Daddy, Daddy, and Me

By: Sean Michael

When Jeff agreed to be the sperm donor to his best friend Beth, he never expected a tragedy to leave his newborn and three-year-old motherless. Beth’s loss has totally thrown his life into chaos: his lover has left him, his house isn’t anywhere near childproof, and his boss feels the restaurant has been patient enough with Jeff’s time off.

Donny has always known he wanted to work with kids, and he just finished his degree in early childhood education. He didn’t count on the prejudice he’d face as not only a male nanny, but a gay one at that. Job-hunting has been frustrating to say the least, so when he knocks on Jeff’s door and is greeted by the sounds of things breaking and a pair of screaming children, he thinks maybe he can begin this particular interview with a trial by fire.

Becoming the nanny to Jeff’s children might be a dream come true for Danny and exactly what Jeff needs, but are either of them ready to really be a family?

Chapter One

DONNY GOT off the bus and turned right, like his GPS was telling him to. The address was 3479 Blueberry Lane. Blueberry. He smiled and shook his head. When he’d first seen the ad, he’d thought it was a joke.

It wasn’t, though, and so he was going to give it his best shot. Since graduating with his degree in early childhood care, even his best shot hadn’t been good enough. He was a man, after all.

And a gay one at that.

He’d been interviewed for more jobs than he cared to count, and the only silver lining he could find was that at least he was now an expert at being interviewed.

When he got to 3479 Blueberry Lane, he’d expected it to look like a clone of its neighbors. But it didn’t. This one looked like someone had taken the time to do some planning before it had been built. It was beautiful. He couldn’t see anything in the fenced-off backyard, but the flower beds weren’t quite as neat and tidy as most on the block, and there was a little shovel and a pail sitting in the dirt. Of course, kids would do that to your lawn, leave you with no time to care about what was actually growing in the beds.

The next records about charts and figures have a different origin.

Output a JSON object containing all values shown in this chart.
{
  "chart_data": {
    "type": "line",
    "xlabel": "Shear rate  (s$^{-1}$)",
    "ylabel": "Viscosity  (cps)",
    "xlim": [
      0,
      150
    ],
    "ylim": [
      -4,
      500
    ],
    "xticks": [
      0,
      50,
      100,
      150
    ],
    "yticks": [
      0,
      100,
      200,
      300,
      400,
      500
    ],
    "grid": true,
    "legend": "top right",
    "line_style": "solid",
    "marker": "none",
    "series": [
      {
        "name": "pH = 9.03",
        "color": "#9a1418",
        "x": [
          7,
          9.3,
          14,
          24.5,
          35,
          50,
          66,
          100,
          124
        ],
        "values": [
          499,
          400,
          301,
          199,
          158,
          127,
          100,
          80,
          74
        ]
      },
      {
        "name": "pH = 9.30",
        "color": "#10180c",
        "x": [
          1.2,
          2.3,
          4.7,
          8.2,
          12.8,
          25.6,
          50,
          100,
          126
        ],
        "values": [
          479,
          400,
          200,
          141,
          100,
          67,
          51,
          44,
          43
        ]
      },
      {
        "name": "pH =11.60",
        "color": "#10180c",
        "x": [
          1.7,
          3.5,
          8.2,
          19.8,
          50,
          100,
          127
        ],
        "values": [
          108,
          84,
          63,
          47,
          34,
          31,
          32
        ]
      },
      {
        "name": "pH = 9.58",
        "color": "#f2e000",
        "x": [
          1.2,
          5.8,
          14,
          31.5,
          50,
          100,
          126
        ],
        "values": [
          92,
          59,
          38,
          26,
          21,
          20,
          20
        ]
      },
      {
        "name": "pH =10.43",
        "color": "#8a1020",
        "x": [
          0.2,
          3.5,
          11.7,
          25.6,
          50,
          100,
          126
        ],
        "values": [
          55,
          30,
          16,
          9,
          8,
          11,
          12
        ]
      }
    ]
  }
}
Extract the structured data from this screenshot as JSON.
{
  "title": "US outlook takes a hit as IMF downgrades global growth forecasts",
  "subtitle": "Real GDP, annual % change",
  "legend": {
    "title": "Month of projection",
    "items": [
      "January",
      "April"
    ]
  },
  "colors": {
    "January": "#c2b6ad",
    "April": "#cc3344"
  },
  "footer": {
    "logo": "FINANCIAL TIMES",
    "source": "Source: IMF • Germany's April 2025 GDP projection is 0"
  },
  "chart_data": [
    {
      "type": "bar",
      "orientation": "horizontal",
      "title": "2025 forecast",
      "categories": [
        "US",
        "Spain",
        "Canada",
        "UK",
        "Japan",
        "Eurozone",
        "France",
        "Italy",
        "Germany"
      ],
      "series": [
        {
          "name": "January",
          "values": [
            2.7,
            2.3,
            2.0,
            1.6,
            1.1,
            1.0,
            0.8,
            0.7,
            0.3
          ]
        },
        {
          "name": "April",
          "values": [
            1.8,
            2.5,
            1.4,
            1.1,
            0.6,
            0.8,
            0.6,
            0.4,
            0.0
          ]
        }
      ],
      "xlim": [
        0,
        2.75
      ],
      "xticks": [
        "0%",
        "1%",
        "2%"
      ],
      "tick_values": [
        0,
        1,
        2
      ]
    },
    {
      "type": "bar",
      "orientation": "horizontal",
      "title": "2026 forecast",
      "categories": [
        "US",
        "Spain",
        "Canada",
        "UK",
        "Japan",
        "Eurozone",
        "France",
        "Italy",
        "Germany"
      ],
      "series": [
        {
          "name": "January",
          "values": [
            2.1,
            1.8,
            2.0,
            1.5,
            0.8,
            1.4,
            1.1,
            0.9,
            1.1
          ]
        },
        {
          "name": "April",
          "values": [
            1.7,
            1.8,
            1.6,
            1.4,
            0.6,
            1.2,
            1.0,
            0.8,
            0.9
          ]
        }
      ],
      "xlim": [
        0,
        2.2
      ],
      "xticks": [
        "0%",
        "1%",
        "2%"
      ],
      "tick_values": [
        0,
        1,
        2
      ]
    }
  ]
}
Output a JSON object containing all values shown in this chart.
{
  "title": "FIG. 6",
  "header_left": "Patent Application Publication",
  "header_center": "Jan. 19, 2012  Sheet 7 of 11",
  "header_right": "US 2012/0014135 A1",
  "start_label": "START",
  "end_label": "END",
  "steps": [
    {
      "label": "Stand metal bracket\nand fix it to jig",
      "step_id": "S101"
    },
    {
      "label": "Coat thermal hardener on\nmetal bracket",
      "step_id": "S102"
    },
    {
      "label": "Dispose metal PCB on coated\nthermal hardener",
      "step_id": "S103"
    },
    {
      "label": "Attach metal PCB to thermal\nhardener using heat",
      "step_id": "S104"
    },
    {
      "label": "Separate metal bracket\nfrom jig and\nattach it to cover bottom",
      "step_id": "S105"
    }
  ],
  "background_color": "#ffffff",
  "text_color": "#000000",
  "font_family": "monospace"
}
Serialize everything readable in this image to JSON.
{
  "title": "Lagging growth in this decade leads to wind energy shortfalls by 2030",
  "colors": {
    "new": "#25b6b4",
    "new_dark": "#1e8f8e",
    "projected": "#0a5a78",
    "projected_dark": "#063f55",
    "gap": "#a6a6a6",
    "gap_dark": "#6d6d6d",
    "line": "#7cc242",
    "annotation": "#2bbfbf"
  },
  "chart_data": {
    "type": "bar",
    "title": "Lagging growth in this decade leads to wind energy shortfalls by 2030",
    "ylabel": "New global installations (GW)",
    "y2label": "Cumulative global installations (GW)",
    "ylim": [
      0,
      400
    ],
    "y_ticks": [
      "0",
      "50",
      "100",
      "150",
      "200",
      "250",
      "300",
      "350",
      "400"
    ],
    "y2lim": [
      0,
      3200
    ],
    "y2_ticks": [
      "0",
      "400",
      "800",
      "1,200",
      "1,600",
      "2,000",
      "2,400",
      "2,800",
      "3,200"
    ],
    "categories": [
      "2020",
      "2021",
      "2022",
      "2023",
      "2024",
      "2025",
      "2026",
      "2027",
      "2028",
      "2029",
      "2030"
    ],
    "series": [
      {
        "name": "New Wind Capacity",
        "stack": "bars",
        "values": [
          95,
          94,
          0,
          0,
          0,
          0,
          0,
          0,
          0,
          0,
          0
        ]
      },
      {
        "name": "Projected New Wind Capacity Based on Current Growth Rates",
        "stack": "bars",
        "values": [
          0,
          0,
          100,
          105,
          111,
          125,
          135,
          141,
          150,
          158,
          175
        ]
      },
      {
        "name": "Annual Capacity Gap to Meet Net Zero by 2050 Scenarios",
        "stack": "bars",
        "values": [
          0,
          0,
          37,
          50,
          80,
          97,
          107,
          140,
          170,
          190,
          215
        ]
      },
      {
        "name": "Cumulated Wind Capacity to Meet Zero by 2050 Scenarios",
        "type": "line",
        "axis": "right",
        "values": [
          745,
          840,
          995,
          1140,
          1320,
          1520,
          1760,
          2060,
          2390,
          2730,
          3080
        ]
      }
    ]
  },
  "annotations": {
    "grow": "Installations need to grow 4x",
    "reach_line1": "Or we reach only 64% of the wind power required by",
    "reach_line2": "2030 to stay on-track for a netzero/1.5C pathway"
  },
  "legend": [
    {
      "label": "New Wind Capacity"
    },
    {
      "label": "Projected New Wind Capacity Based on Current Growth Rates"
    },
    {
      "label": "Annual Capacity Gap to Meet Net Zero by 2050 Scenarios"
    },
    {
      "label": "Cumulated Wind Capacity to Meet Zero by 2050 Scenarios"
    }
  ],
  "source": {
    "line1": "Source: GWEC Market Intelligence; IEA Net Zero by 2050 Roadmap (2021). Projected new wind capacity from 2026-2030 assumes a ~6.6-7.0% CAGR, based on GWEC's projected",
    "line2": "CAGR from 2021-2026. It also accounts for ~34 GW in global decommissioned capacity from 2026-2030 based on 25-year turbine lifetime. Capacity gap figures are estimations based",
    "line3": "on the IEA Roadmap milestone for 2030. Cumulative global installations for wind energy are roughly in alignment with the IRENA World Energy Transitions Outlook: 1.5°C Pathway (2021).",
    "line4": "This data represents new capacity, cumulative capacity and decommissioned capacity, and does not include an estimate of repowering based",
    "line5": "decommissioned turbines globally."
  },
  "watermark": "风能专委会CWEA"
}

He made sure he was all tucked in and that he didn’t have anything stuck in his teeth before he headed up the walk and knocked on the door. There was a bell, but if there were little kids, there was always the chance they were sleeping, and he didn’t figure it would endear him to anyone if he woke the wee ones up.

“Just a second!”

Someone inside screamed, “No! No! No! Daddy Jeff. No!”

Then there was a crash, followed by the wail of an infant.

Good Lord.

He hesitated for no more than half a second before he tried the door; they clearly needed help in there.

A dark-haired little boy came squealing toward him, naked, screaming, covered in what looked like marker, followed closely by a man hopping on one foot, blood dripping from the hand wrapped around the foot in the air. “Robin! Robin, are you okay?”


Donny closed the door quickly and went to his knees to catch Robin before the kid could streak by him. “Hey, buddy, slow down there.”

“No baths! No! No!” Bright blue eyes, filled with tears, met his. “I drawed!”

“I can see that. You know what the problem with no baths and using yourself as paper is?” The boy shook his head. “You run out of places to draw too quickly!” Donny looked past Robin to the good-looking, bleeding man and gave him an empathetic smile.

He got an exhausted grin, a mouthed “thank you.”

Robin frowned, chewing his bottom lip. “Daddy Jeff. Want bath. Now!”

“Okay, Robin. Okay. Let me grab your sister.” The man let go of his foot, and blood sprayed. “And a paper towel.”

“I can either get the little girl or help him with his bath, if you want?” Hands-on help would be an excellent way to prove that despite the fact he was a man, he could do the job and do it well.

“I-I don’t even know you. You—”

The baby started screaming at the top of her lungs.

“Watch the glass. The bathroom’s this way.”

“I’m Donald Gleason. I’m your three o’clock nanny interview.” He lifted Robin up over the glass as he followed Daddy Jeff down the hall.

“Jeff Roberts.” Jeff pulled a huge piece of glass from his foot. “Oh, better.”